Sur la branche est un objet cinématographique rare. Un cinéma « tranche de vie » – comme le récent Chien de la Casse de Jean-Baptiste Durand – où l’on suit des protagonistes sur une courte période de leur vie avec tout ce que cela implique de beau, de perturbant, de captivant.
Dans la mise en scène, les influences sont multiples. Entre une réalisation style Nouvelle Vague et la symétrie des cadres d’un Wes Anderson (voir image ci-gauche), Marie Gavel-Weiss s’octroie la liberté des genres dans un melting-pot soigné, précis et audacieux.

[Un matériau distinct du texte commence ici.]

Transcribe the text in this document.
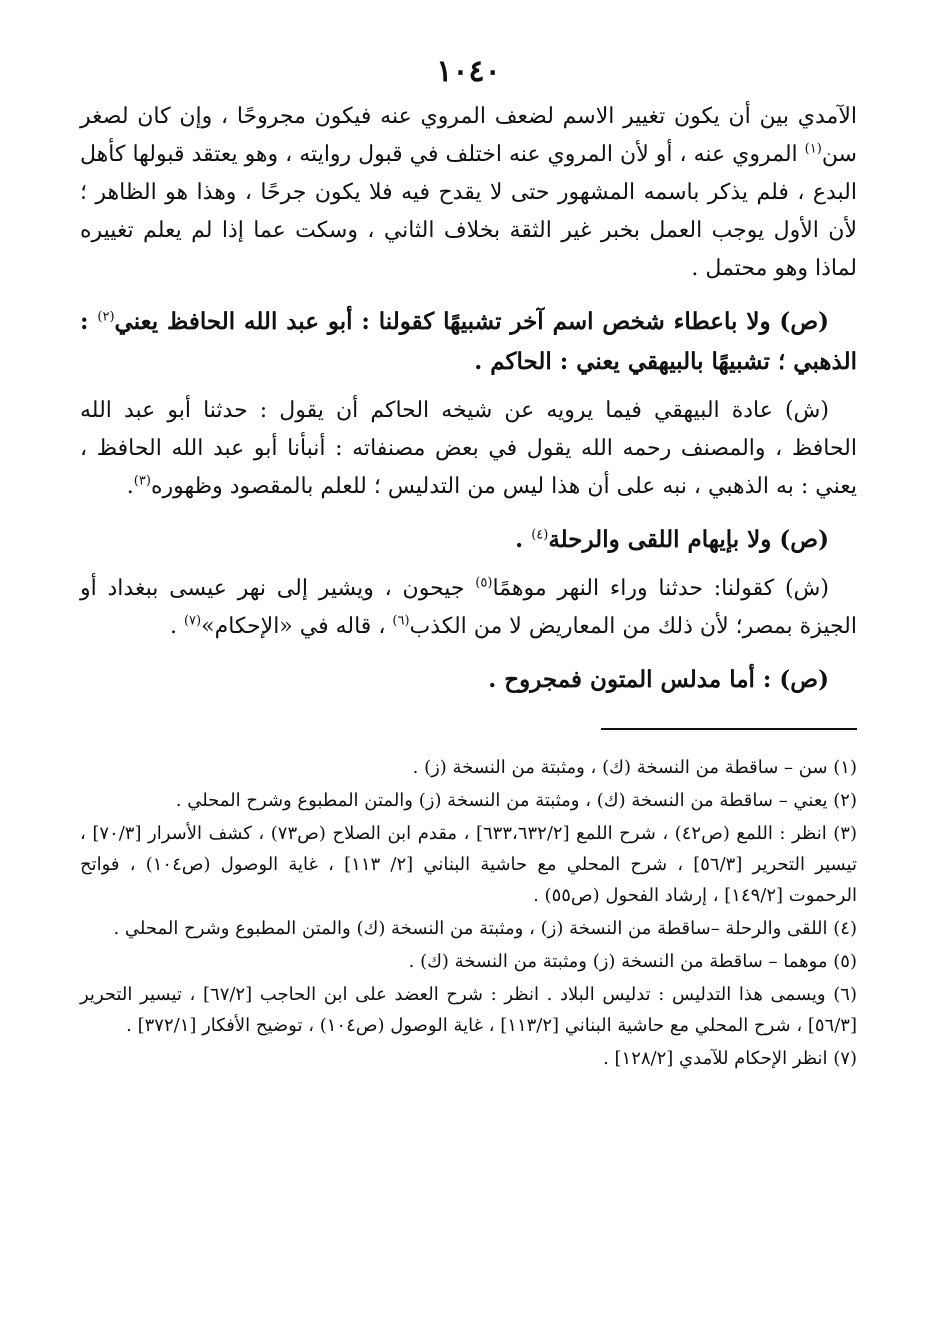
١٠٤٠

الآمدي بين أن يكون تغيير الاسم لضعف المروي عنه فيكون مجروحًا ، وإن كان لصغر سن$^{(١)}$ المروي عنه ، أو لأن المروي عنه اختلف في قبول روايته ، وهو يعتقد قبولها كأهل البدع ، فلم يذكر باسمه المشهور حتى لا يقدح فيه فلا يكون جرحًا ، وهذا هو الظاهر ؛ لأن الأول يوجب العمل بخبر غير الثقة بخلاف الثاني ، وسكت عما إذا لم يعلم تغييره لماذا وهو محتمل .

(ص) ولا باعطاء شخص اسم آخر تشبيهًا كقولنا : أبو عبد الله الحافظ يعني$^{(٢)}$ : الذهبي ؛ تشبيهًا بالبيهقي يعني : الحاكم .

(ش) عادة البيهقي فيما يرويه عن شيخه الحاكم أن يقول : حدثنا أبو عبد الله الحافظ ، والمصنف رحمه الله يقول في بعض مصنفاته : أنبأنا أبو عبد الله الحافظ ، يعني : به الذهبي ، نبه على أن هذا ليس من التدليس ؛ للعلم بالمقصود وظهوره$^{(٣)}$.

(ص) ولا بإيهام اللقى والرحلة$^{(٤)}$ .

(ش) كقولنا: حدثنا وراء النهر موهمًا$^{(٥)}$ جيحون ، ويشير إلى نهر عيسى ببغداد أو الجيزة بمصر؛ لأن ذلك من المعاريض لا من الكذب$^{(٦)}$ ، قاله في «الإحكام»$^{(٧)}$ .

(ص) : أما مدلس المتون فمجروح .

(١) سن – ساقطة من النسخة (ك) ، ومثبتة من النسخة (ز) .

(٢) يعني – ساقطة من النسخة (ك) ، ومثبتة من النسخة (ز) والمتن المطبوع وشرح المحلي .

(٣) انظر : اللمع (ص٤٢) ، شرح اللمع [٦٣٣،٦٣٢/٢] ، مقدم ابن الصلاح (ص٧٣) ، كشف الأسرار [٧٠/٣] ، تيسير التحرير [٥٦/٣] ، شرح المحلي مع حاشية البناني [٢/ ١١٣] ، غاية الوصول (ص١٠٤) ، فواتح الرحموت [١٤٩/٢] ، إرشاد الفحول (ص٥٥) .

(٤) اللقى والرحلة –ساقطة من النسخة (ز) ، ومثبتة من النسخة (ك) والمتن المطبوع وشرح المحلي .

(٥) موهما – ساقطة من النسخة (ز) ومثبتة من النسخة (ك) .

(٦) ويسمى هذا التدليس : تدليس البلاد . انظر : شرح العضد على ابن الحاجب [٦٧/٢] ، تيسير التحرير [٥٦/٣] ، شرح المحلي مع حاشية البناني [١١٣/٢] ، غاية الوصول (ص١٠٤) ، توضيح الأفكار [٣٧٢/١] .

(٧) انظر الإحكام للآمدي [١٢٨/٢] .
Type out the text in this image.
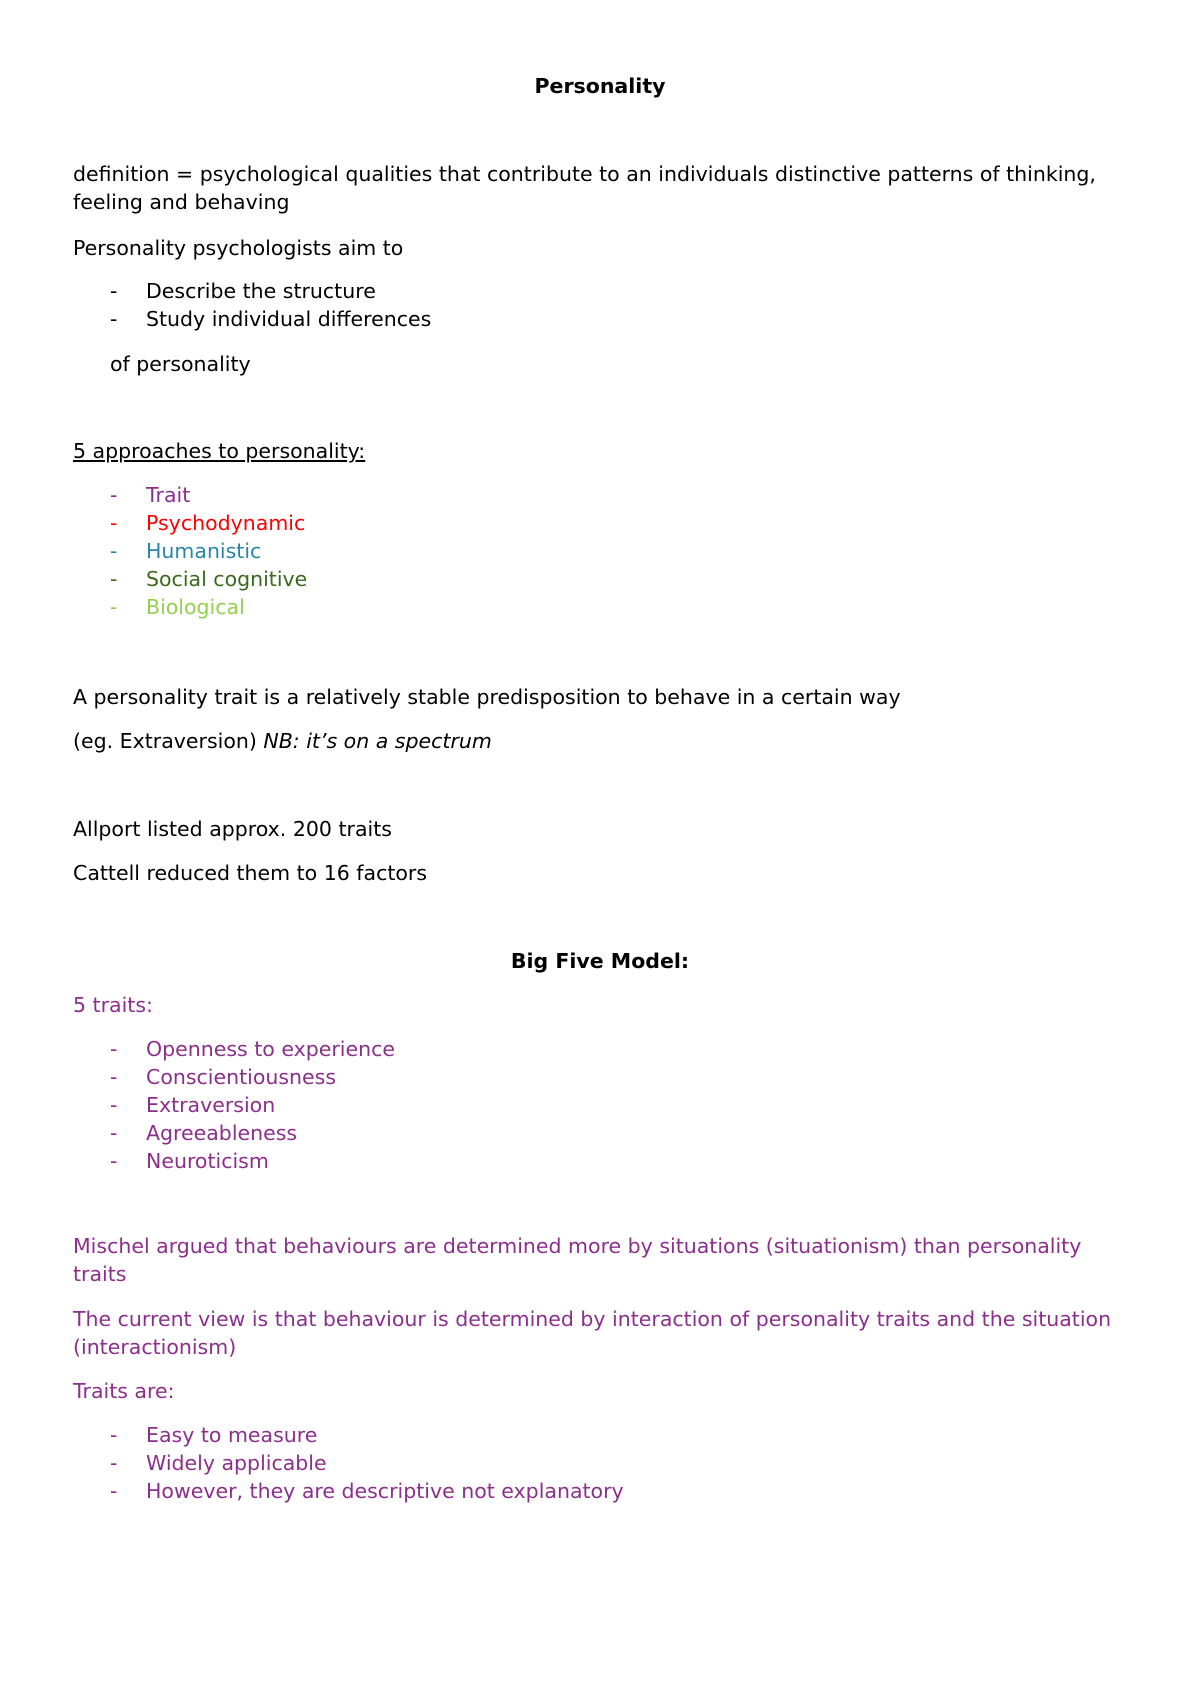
Personality
definition = psychological qualities that contribute to an individuals distinctive patterns of thinking, feeling and behaving
Personality psychologists aim to
- Describe the structure
- Study individual differences
of personality
5 approaches to personality:
- Trait
- Psychodynamic
- Humanistic
- Social cognitive
- Biological
A personality trait is a relatively stable predisposition to behave in a certain way
(eg. Extraversion) NB: it’s on a spectrum
Allport listed approx. 200 traits
Cattell reduced them to 16 factors
Big Five Model:
5 traits:
- Openness to experience
- Conscientiousness
- Extraversion
- Agreeableness
- Neuroticism
Mischel argued that behaviours are determined more by situations (situationism) than personality traits
The current view is that behaviour is determined by interaction of personality traits and the situation (interactionism)
Traits are:
- Easy to measure
- Widely applicable
- However, they are descriptive not explanatory
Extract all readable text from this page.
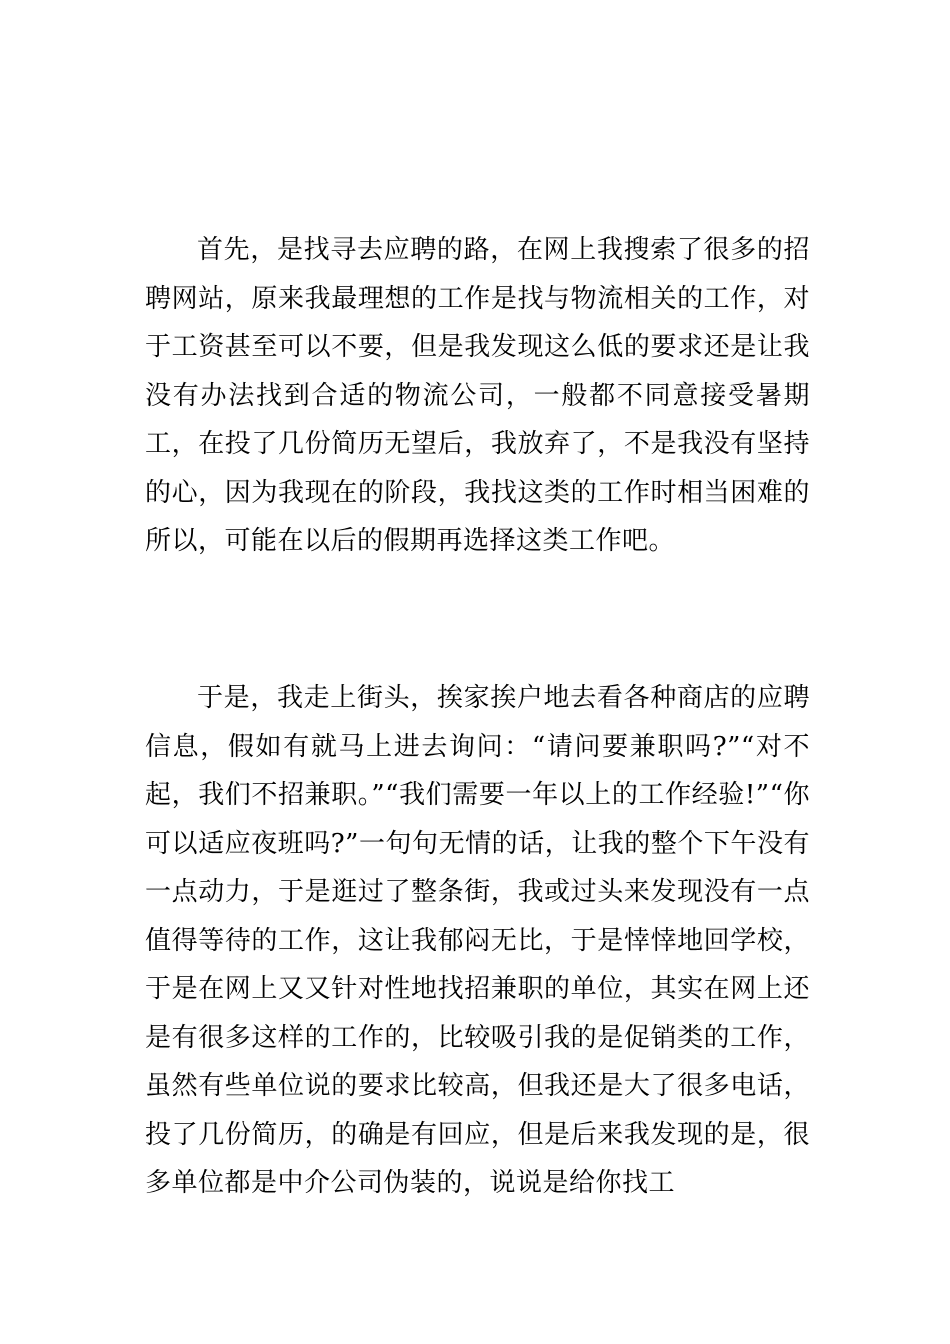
首先，是找寻去应聘的路，在网上我搜索了很多的招聘网站，原来我最理想的工作是找与物流相关的工作，对于工资甚至可以不要，但是我发现这么低的要求还是让我没有办法找到合适的物流公司，一般都不同意接受暑期工，在投了几份简历无望后，我放弃了，不是我没有坚持的心，因为我现在的阶段，我找这类的工作时相当困难的所以，可能在以后的假期再选择这类工作吧。

于是，我走上街头，挨家挨户地去看各种商店的应聘信息，假如有就马上进去询问：“请问要兼职吗?”“对不起，我们不招兼职。”“我们需要一年以上的工作经验!”“你可以适应夜班吗?”一句句无情的话，让我的整个下午没有一点动力，于是逛过了整条街，我或过头来发现没有一点值得等待的工作，这让我郁闷无比，于是悻悻地回学校，于是在网上又又针对性地找招兼职的单位，其实在网上还是有很多这样的工作的，比较吸引我的是促销类的工作，虽然有些单位说的要求比较高，但我还是大了很多电话，投了几份简历，的确是有回应，但是后来我发现的是，很多单位都是中介公司伪装的，说说是给你找工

Sa caméra est douce, à l’image de son récit, de Mimi et de Paul, de sa morale et ce qu’elle dit de nous. Elle filme ses deux héros avec autant de délicatesse que d’amour pour Mimi et Paul, en virevoltant au gré d’une aventure qui changera leur vie à tous les deux. La caméra en guise de caresses, pour inciter le spectateur à les aimer, pour inviter le public à se plonger dans leur regard et à se retrouver dans leur histoire personnelle. Et ça fonctionne. On se prend d’affection pour ce duo attendrissant, un authentique duo de cinéma, où le principe simple du tandem se transcende en une alchimie envoûtante.

Conclusion

Petit bijou du 7ème art, Sur la branche est un délicieux moment de cinéma. Porté par un duo de comédiens surprenants et attachants, le film de Marie Gavel-Weiss pimente la banalité en une fantastique course contre-la-montre et la résolution d’une affaire mettant en scène un Raphaël Quenard qui continue de s’afficher comme un des grands acteurs de sa génération. Aussi pur qu’impulsif, Sur la branche est une belle preuve que les parcours libérateurs (du corps et de l’esprit) sont indissociables des histoires touchantes.

Sur la branche le 26 juillet au cinéma.